Selain itu, karena pemerintah telah mengeluarkan HGU, HGB dan SHM ke Padasa, Koperasi Pincuran Tujuh dan KUD Tiga Koto, harusnya masalah ini diuji ke Pengadilan Tata Usaha Negara. Alias, bukan kewenangan Pengadilan Negeri Bangkinang.
Tanggapan selanjutnya, Padasa membantah membangun kebun kelapa sawit berdasarkan Keputusan Menteri Kehutanan RI No: SK.522/Menhut-II/2013. Melainkan berdasarkan penyerahan tanah ulayat pada 25 Agustus 2001. Menurut Wismar, dasar hukum yang dijadikan Jikalahari menggugat Padasa tidak tepat dan keliru sehingga menjadi kabur.

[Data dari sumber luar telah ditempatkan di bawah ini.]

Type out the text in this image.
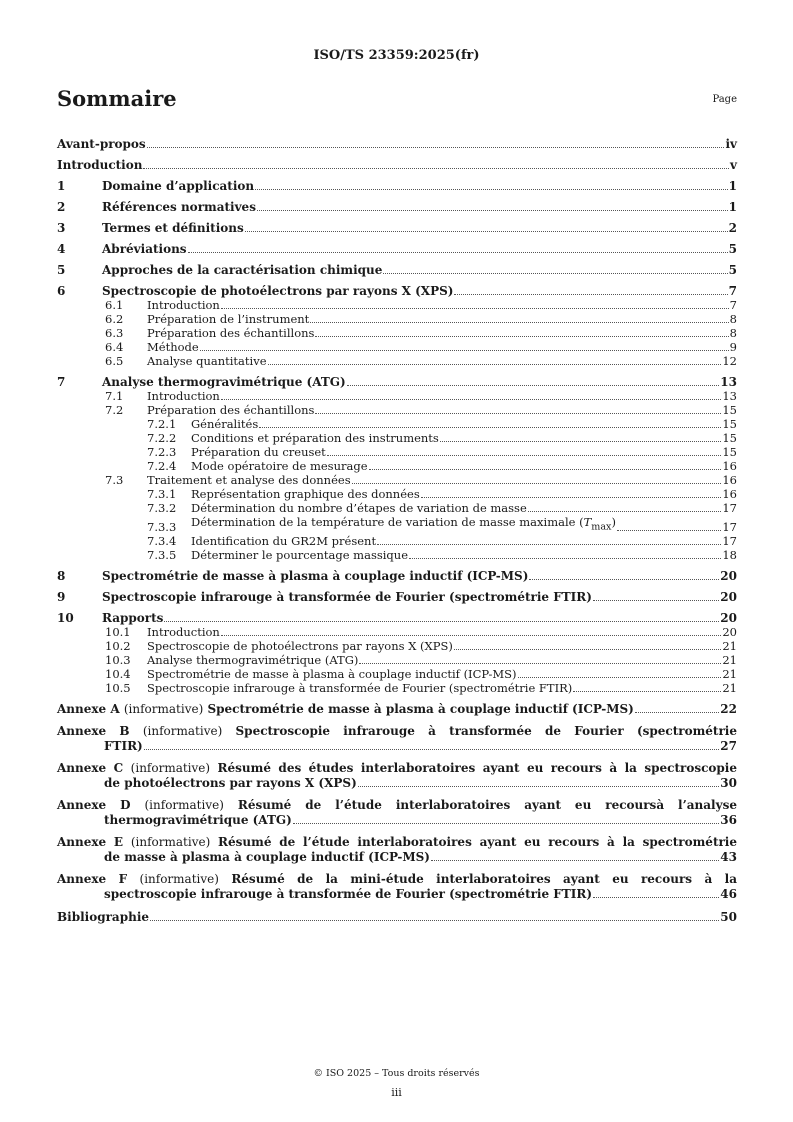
ISO/TS 23359:2025(fr)

Sommaire	Page
Avant-propos	iv
Introduction	v
1	Domaine d’application	1
2	Références normatives	1
3	Termes et définitions	2
4	Abréviations	5
5	Approches de la caractérisation chimique	5
6	Spectroscopie de photoélectrons par rayons X (XPS)	7
6.1	Introduction	7
6.2	Préparation de l’instrument	8
6.3	Préparation des échantillons	8
6.4	Méthode	9
6.5	Analyse quantitative	12
7	Analyse thermogravimétrique (ATG)	13
7.1	Introduction	13
7.2	Préparation des échantillons	15
7.2.1	Généralités	15
7.2.2	Conditions et préparation des instruments	15
7.2.3	Préparation du creuset	15
7.2.4	Mode opératoire de mesurage	16
7.3	Traitement et analyse des données	16
7.3.1	Représentation graphique des données	16
7.3.2	Détermination du nombre d’étapes de variation de masse	17
7.3.3	Détermination de la température de variation de masse maximale $(T_{max})$	17
7.3.4	Identification du GR2M présent	17
7.3.5	Déterminer le pourcentage massique	18
8	Spectrométrie de masse à plasma à couplage inductif (ICP-MS)	20
9	Spectroscopie infrarouge à transformée de Fourier (spectrométrie FTIR)	20
10	Rapports	20
10.1	Introduction	20
10.2	Spectroscopie de photoélectrons par rayons X (XPS)	21
10.3	Analyse thermogravimétrique (ATG)	21
10.4	Spectrométrie de masse à plasma à couplage inductif (ICP-MS)	21
10.5	Spectroscopie infrarouge à transformée de Fourier (spectrométrie FTIR)	21
Annexe A (informative) Spectrométrie de masse à plasma à couplage inductif (ICP-MS)	22
Annexe B (informative) Spectroscopie infrarouge à transformée de Fourier (spectrométrie
FTIR)	27
Annexe C (informative) Résumé des études interlaboratoires ayant eu recours à la spectroscopie
de photoélectrons par rayons X (XPS)	30
Annexe D (informative) Résumé de l’étude interlaboratoires ayant eu recoursà l’analyse
thermogravimétrique (ATG)	36
Annexe E (informative) Résumé de l’étude interlaboratoires ayant eu recours à la spectrométrie
de masse à plasma à couplage inductif (ICP-MS)	43
Annexe F (informative) Résumé de la mini-étude interlaboratoires ayant eu recours à la
spectroscopie infrarouge à transformée de Fourier (spectrométrie FTIR)	46
Bibliographie	50

© ISO 2025 – Tous droits réservés

iii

Lagi pula, letak dan batas kawasan hutan produksi yang dapat dikonversi (HPK), berdasarkan SK Menhut 552/2013 tadi bukan di Desa Siberuang dan Gunung Malelo. Hasil pengukuran dan penataan batas pelepasan kawasan hutan untuk perkebunan Padasa seluas 5.543 ha, berada di kelompok hutan Sungai Tapung-Sungai Telangkah, Kecamatan Tapung dan Kecamatan Tandun.

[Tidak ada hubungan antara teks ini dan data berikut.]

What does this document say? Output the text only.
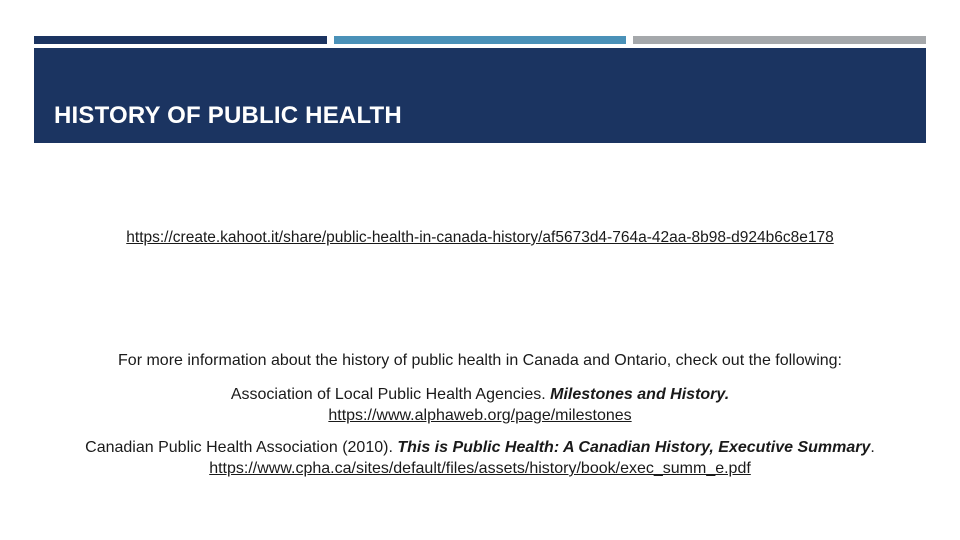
HISTORY OF PUBLIC HEALTH
https://create.kahoot.it/share/public-health-in-canada-history/af5673d4-764a-42aa-8b98-d924b6c8e178

For more information about the history of public health in Canada and Ontario, check out the following:

Association of Local Public Health Agencies. Milestones and History.
https://www.alphaweb.org/page/milestones

Canadian Public Health Association (2010). This is Public Health: A Canadian History, Executive Summary. https://www.cpha.ca/sites/default/files/assets/history/book/exec_summ_e.pdf
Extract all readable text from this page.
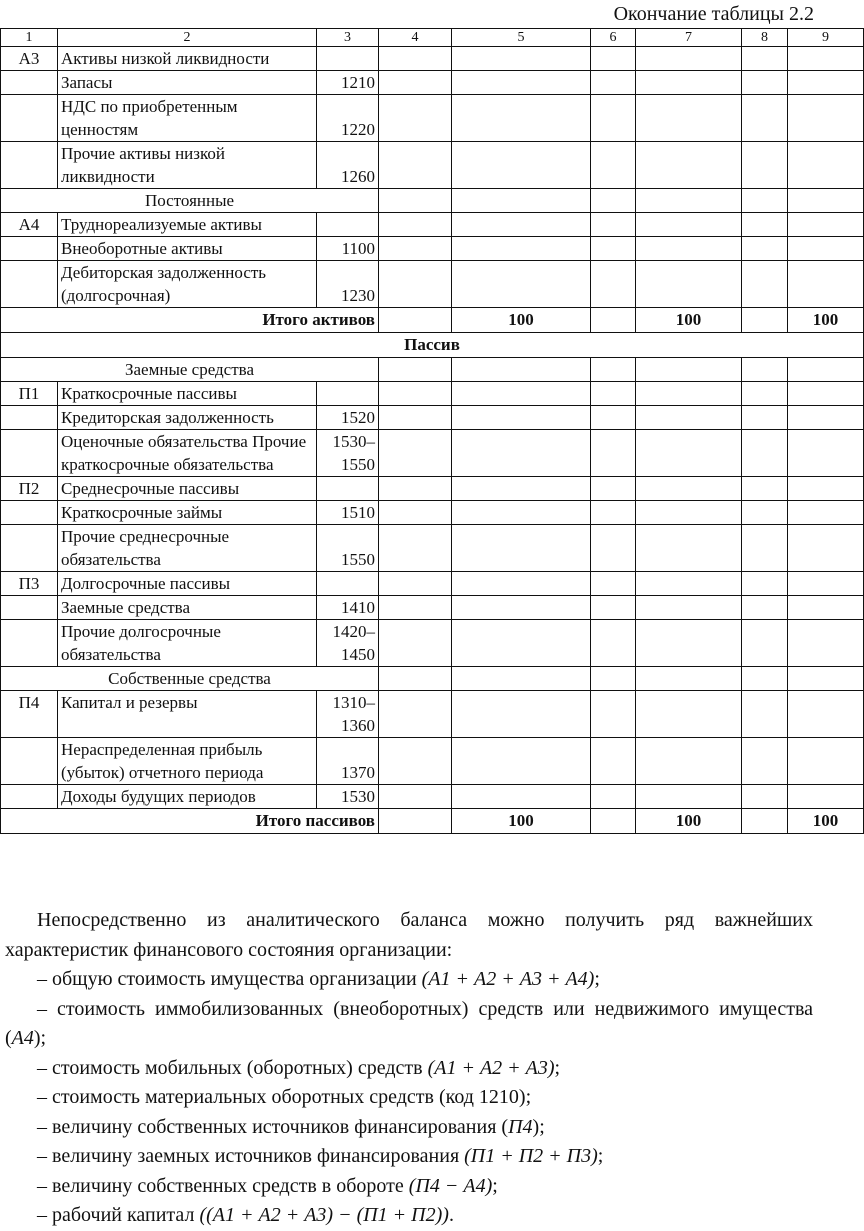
Окончание таблицы 2.2
1	2	3	4	5	6	7	8	9
А3	Активы низкой ликвидности							
	Запасы	1210						
	НДС по приобретенным ценностям	1220						
	Прочие активы низкой ликвидности	1260						
Постоянные								
А4	Труднореализуемые активы							
	Внеоборотные активы	1100						
	Дебиторская задолженность (долгосрочная)	1230						
Итого активов				100		100		100
Пассив								
Заемные средства								
П1	Краткосрочные пассивы							
	Кредиторская задолженность	1520						
	Оценочные обязательства Прочие краткосрочные обязательства	1530–1550						
П2	Среднесрочные пассивы							
	Краткосрочные займы	1510						
	Прочие среднесрочные обязательства	1550						
П3	Долгосрочные пассивы							
	Заемные средства	1410						
	Прочие долгосрочные обязательства	1420–1450						
Собственные средства								
П4	Капитал и резервы	1310–1360						
	Нераспределенная прибыль (убыток) отчетного периода	1370						
	Доходы будущих периодов	1530						
Итого пассивов				100		100		100

Непосредственно из аналитического баланса можно получить ряд важнейших характеристик финансового состояния организации:

– общую стоимость имущества организации (А1 + А2 + А3 + А4);

– стоимость иммобилизованных (внеоборотных) средств или недвижимого имущества (А4);

– стоимость мобильных (оборотных) средств (А1 + А2 + А3);

– стоимость материальных оборотных средств (код 1210);

– величину собственных источников финансирования (П4);

– величину заемных источников финансирования (П1 + П2 + П3);

– величину собственных средств в обороте (П4 − А4);

– рабочий капитал ((А1 + А2 + А3) − (П1 + П2)).
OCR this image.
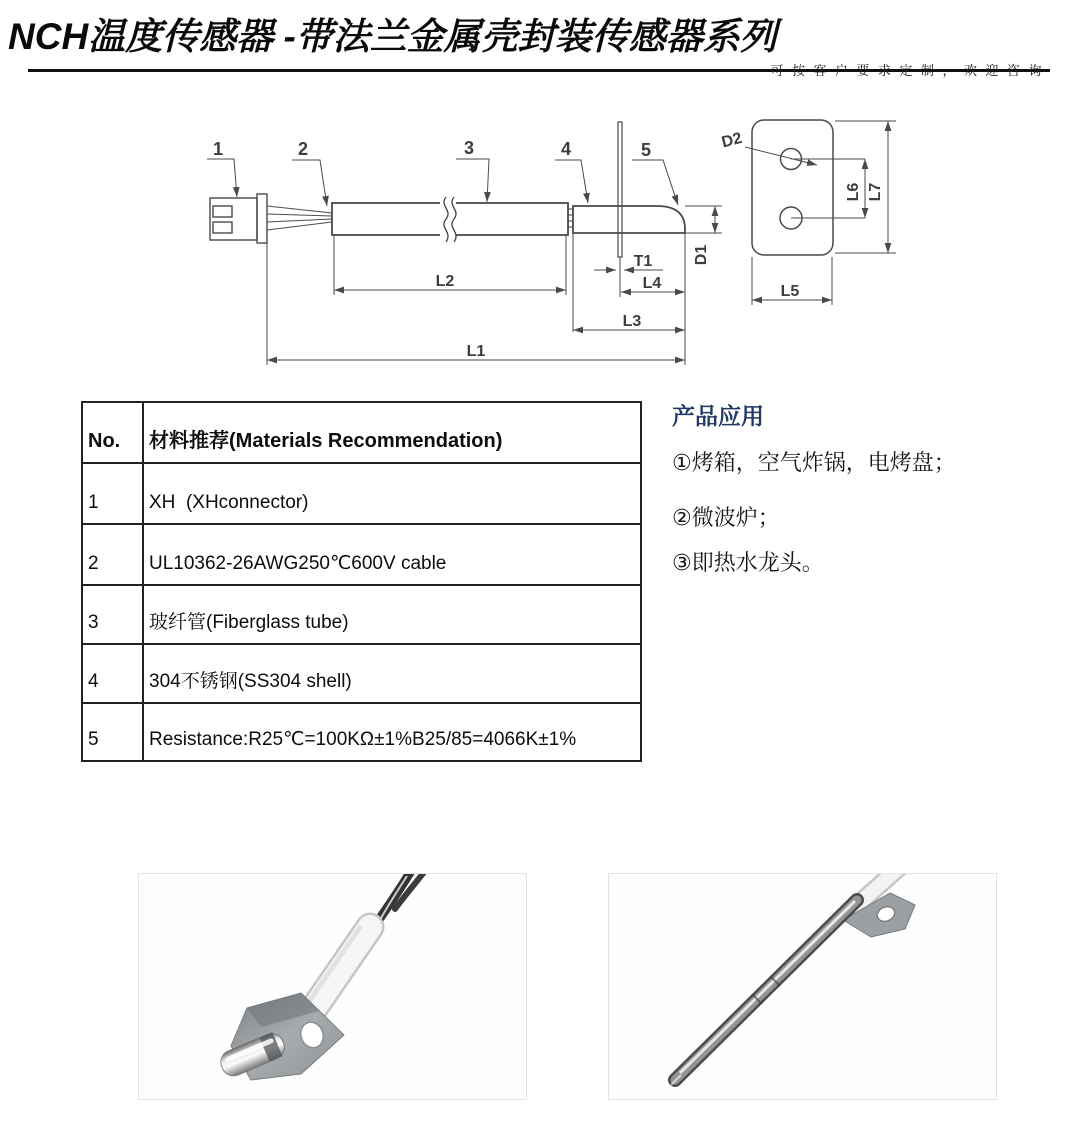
NCH温度传感器 -带法兰金属壳封装传感器系列
可按客户要求定制，欢迎咨询
1	2	3	4	5
L2
T1
L4
L3
L1
D1
D2
L6 L7
L5
No.	材料推荐(Materials Recommendation)
1	XH  (XHconnector)
2	UL10362-26AWG250℃600V cable
3	玻纤管(Fiberglass tube)
4	304不锈钢(SS304 shell)
5	Resistance:R25℃=100KΩ±1%B25/85=4066K±1%
产品应用
①烤箱，空气炸锅，电烤盘；
②微波炉；
③即热水龙头。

Padasa kembali membantah telah mengubah hutan lindung Bukit Suligi jadi kebun sawit. Kata Wismar, pembangunan kebun sudah sesuai prosedur yang ditetapkan pemerintah daerah maupun pusat. Sebab, tidak mungkin pemerintah menerbitkan HGU dan SHM apabila berada di hutan lindung.
Wismar, mengatakan Pasal 1 Ayat 3 UU 41/1999 tentang kehutanan yang didalilkan oleh Jikalahari, tidak berlaku lagi. Berdasarkan putusan MK 45/2011, frasa ditunjuk dan/atau ditetapkan dalam pasal tersebut tidak memiliki kekuatan hukum mengikat karena bertentangan dengan UUD 1945.
Sementara, Pasal 15 masih dalam UU tersebut, menjelaskan hal yang berbeda. Pengukuhan kawasan hutan harus melewati beberapa tahap. Antara lain, melalui penunjukkan, penataan, pemetaan dan penetapan. Dikaitkan dengan masalah yang digugat, Wismar menyebut pemerintah belum melaksanakan proses tersebut.
Terakhir, Padasa menolak dalil mengenai, putusan dapat dijalankan terlebih dahulu meski ada upaya hukum lanjutan. Alasannya, menurut Wismar, Jikalahari tidak mengajukan bukti otentik. Kemudian, mengenai hukuman tambahan membayar Rp 10 juta tiap hari bila terlambat melaksanakan putusan. Dasar penghitungannya tidak jelas.
Penutup, obyek perkara bukan diperoleh secara melawan hukum, serta selama persidangan majelis tidak meletakkan sita jaminan, tuntutan ini diminta harus ditolak.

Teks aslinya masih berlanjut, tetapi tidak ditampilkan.